Published June 4, 2020
The most common motivation for quitting smoking was found to be personal desire to improve health (71.6 per cent) and family’s persuasion and pressure (31.1pc). — Dawn/File
The most common motivation for quitting smoking was found to be personal desire to improve health (71.6 per cent) and family’s persuasion and pressure (31.1pc). — Dawn/File

KARACHI: Family persuasion and pressure are the most important influences contributing to smoking cessation along with one’s personal concerns for health, shows a recent survey of former smokers.

Titled What Motivates Smoking Cessation?, the study of lower-middle income country is conducted at the Aga Khan University (AKU) under the supervision of Dr Javaid Khan, senior chest physician at the AKU hospital.

The 190 survey participants comprised patient attendants at three tertiary care hospitals, AKU hospital, Liaquat National Hospital and Jinnah Postgraduate Medical Centre. Majority of them were men, half of them married.

The most common motivation for quitting smoking was found to be personal desire to improve health (71.6 per cent) and family’s persuasion and pressure (31.1pc).

These were followed by reasons such as one’s doctor’s persuasion to quit (11.1pc) and to save money (15.3pc).

While 60.6pc of respondents reported that quitting had been difficult/ very difficult, 83.2pc considered that they had quit smoking permanently.

Most respondents reported having quit abruptly (61.6pc), while the rest succeeded in quitting by gradually reducing their daily cigarette use.

Only 25 (13.2pc) respondents reported having used a smoking cessation aid, with the commonest of these being nicotine replacement therapy (72.0pc).

Only one patient sought professional psychotherapy/counselling. In order to distract themselves from smoking, respondents reported that they tried to think of other things (33.2pc), engage in work (31.1pc) or exercise (27.9pc).

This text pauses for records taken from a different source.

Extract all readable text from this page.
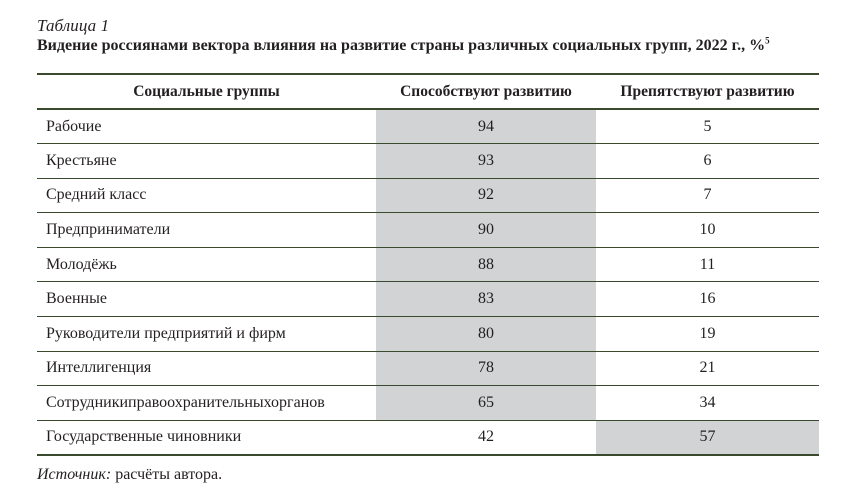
Таблица 1
Видение россиянами вектора влияния на развитие страны различных социальных групп, 2022 г., %$^5$
Социальные группы	Способствуют развитию	Препятствуют развитию
Рабочие	94	5
Крестьяне	93	6
Средний класс	92	7
Предприниматели	90	10
Молодёжь	88	11
Военные	83	16
Руководители предприятий и фирм	80	19
Интеллигенция	78	21
Сотрудникиправоохранительныхорганов	65	34
Государственные чиновники	42	57
Источник: расчёты автора.
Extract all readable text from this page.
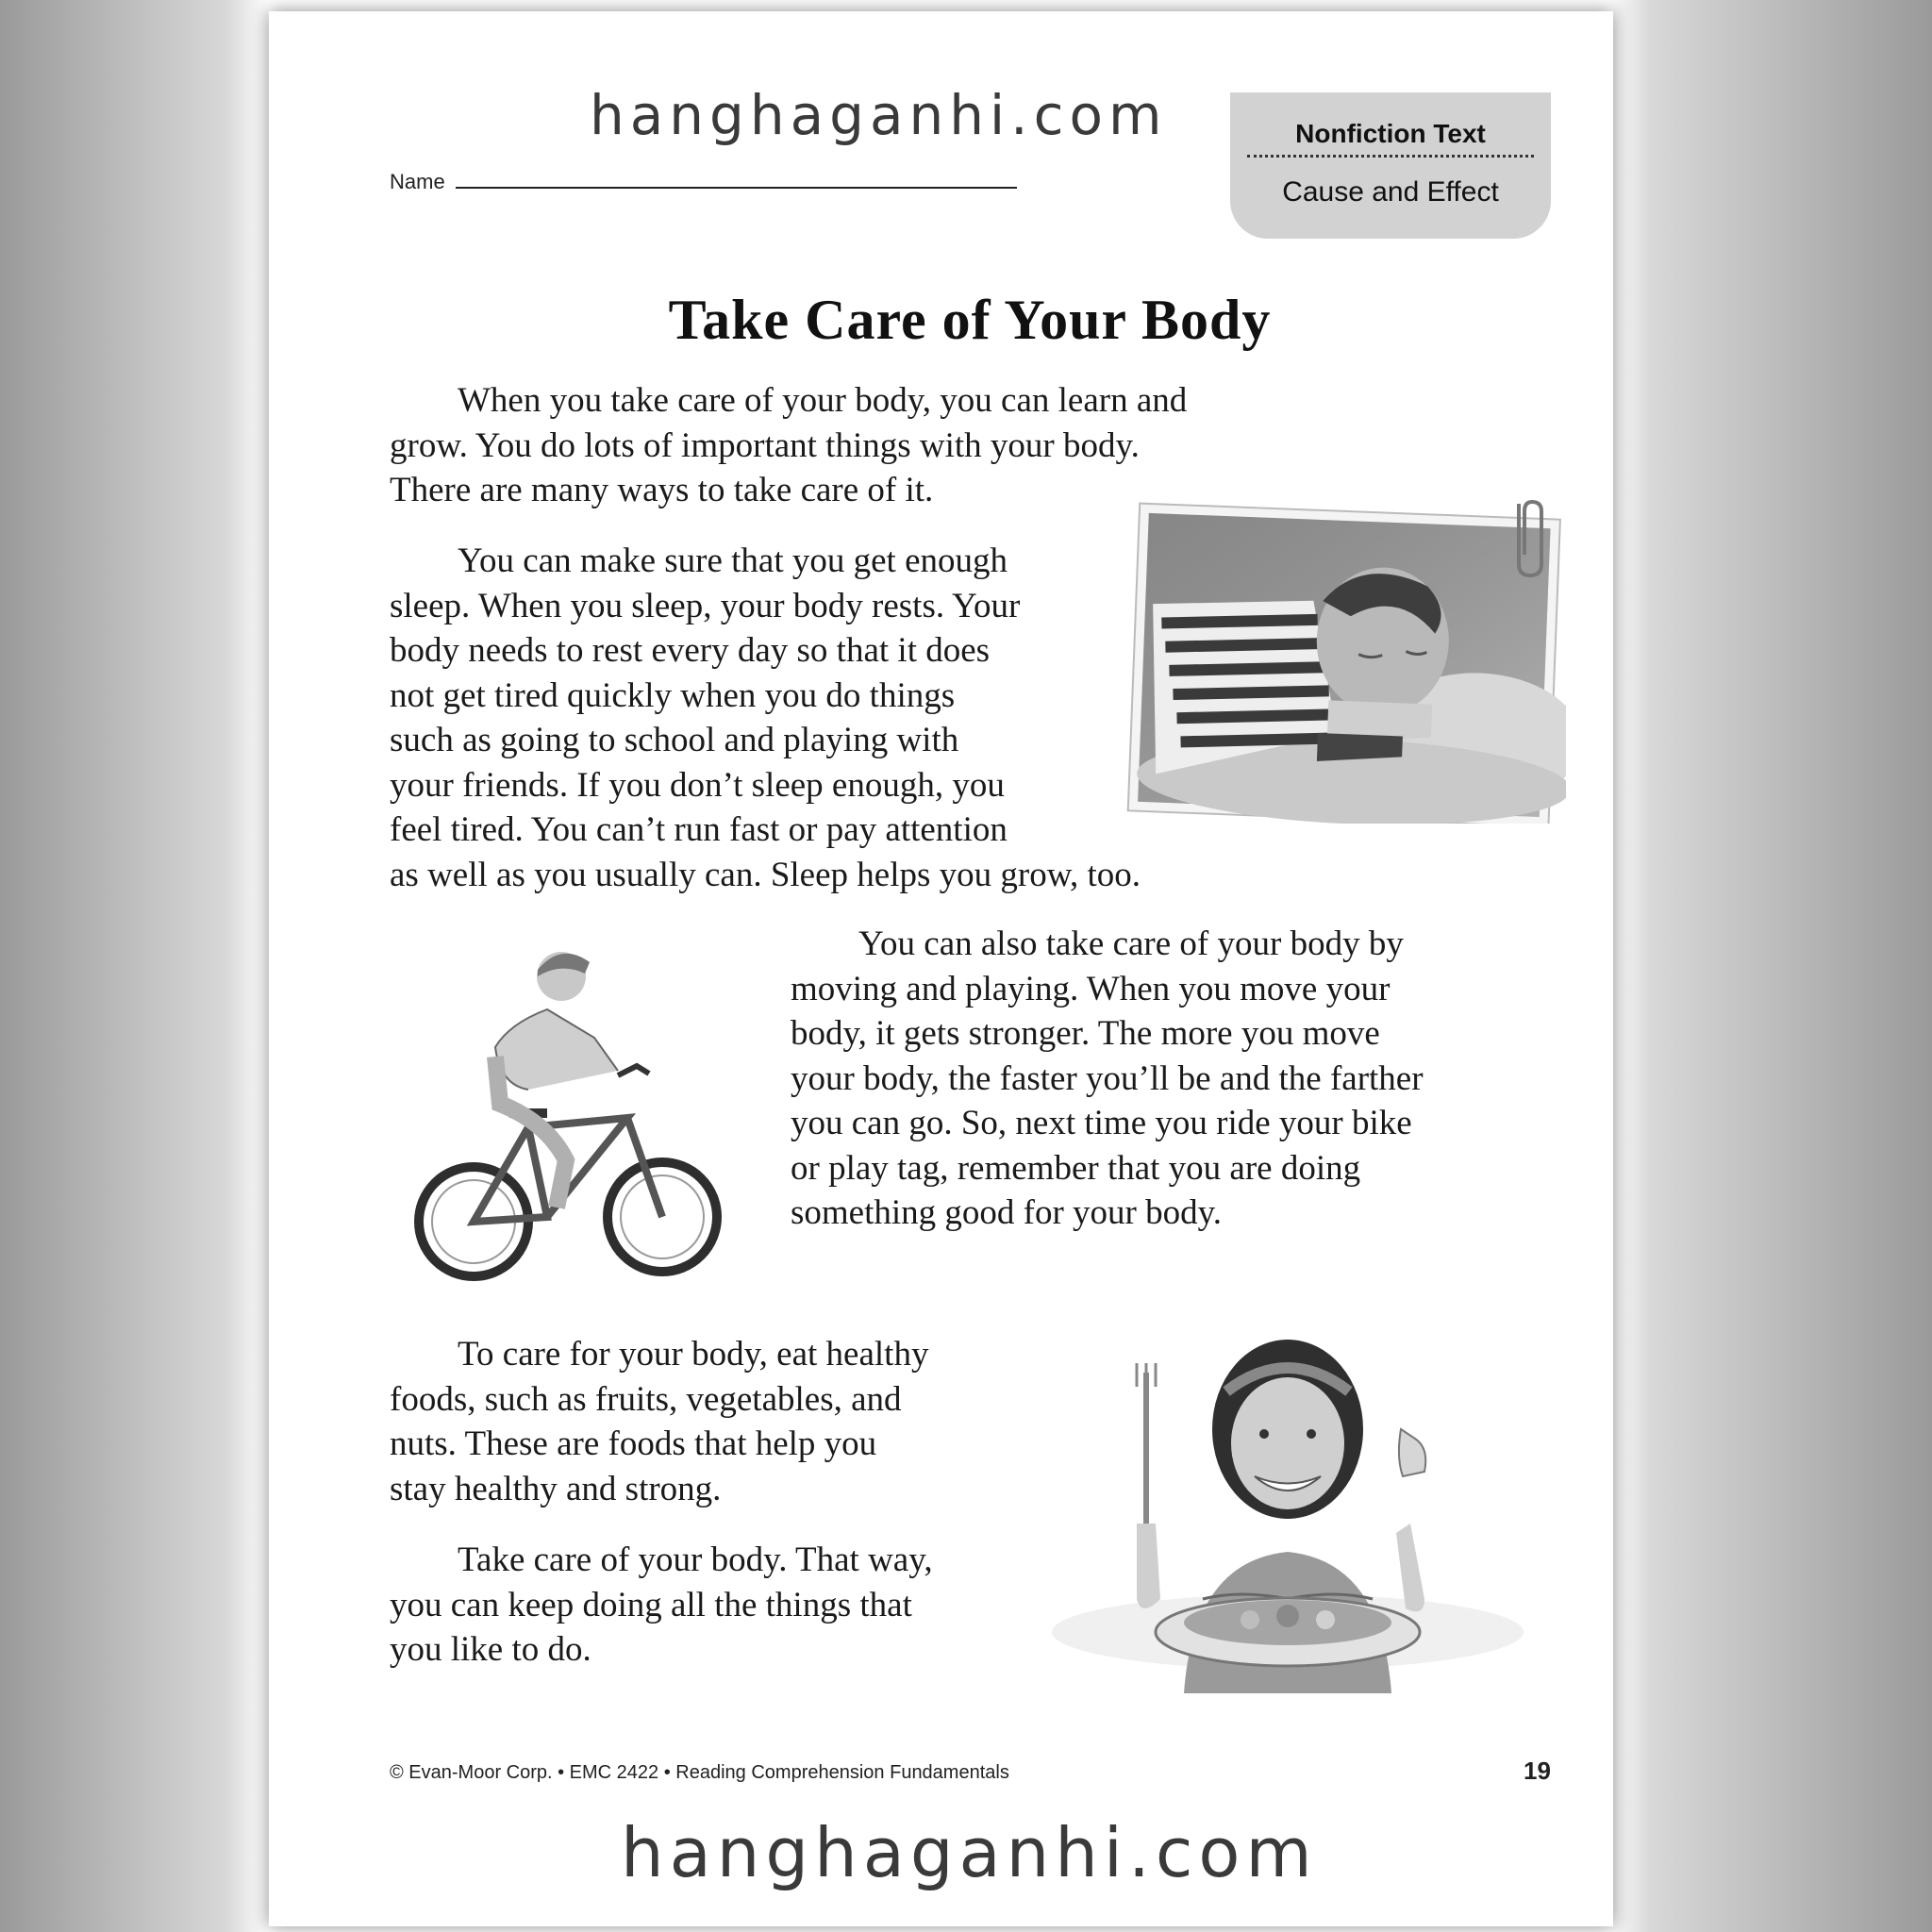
hanghaganhi.com
Name
Nonfiction Text
Cause and Effect
Take Care of Your Body

When you take care of your body, you can learn and
grow. You do lots of important things with your body.
There are many ways to take care of it.

You can make sure that you get enough
sleep. When you sleep, your body rests. Your
body needs to rest every day so that it does
not get tired quickly when you do things
such as going to school and playing with
your friends. If you don’t sleep enough, you
feel tired. You can’t run fast or pay attention
as well as you usually can. Sleep helps you grow, too.

You can also take care of your body by
moving and playing. When you move your
body, it gets stronger. The more you move
your body, the faster you’ll be and the farther
you can go. So, next time you ride your bike
or play tag, remember that you are doing
something good for your body.

To care for your body, eat healthy
foods, such as fruits, vegetables, and
nuts. These are foods that help you
stay healthy and strong.

Take care of your body. That way,
you can keep doing all the things that
you like to do.

© Evan-Moor Corp. • EMC 2422 • Reading Comprehension Fundamentals	19
hanghaganhi.com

Indeed, 32.1pc of the respondents reported having suffered from a smoking-related illness, and 70.5pc said their family had been helpful in their quitting smoking.

When asked about where knowledge regarding the importance of smoking cessation was acquired, common sources were other lay persons (34.2pc), healthcare professionals such as doctors and nurses (22.6pc), and health warnings on cigarette boxes (12.6pc).

The most common social factors that prompted smoking cessation included peer pressure to quit smoking (23.3pc) and social avoidance by non-smokers (14.7pc).

Most respondents had less than five quitting attempts (83.7pc) and had smoked less than 10 cigarettes per day before quitting (68.9pc).

Although 61.1pc of respondents reported never having felt the desire to smoke again, 30.5pc reported having felt the desire sometimes after quitting.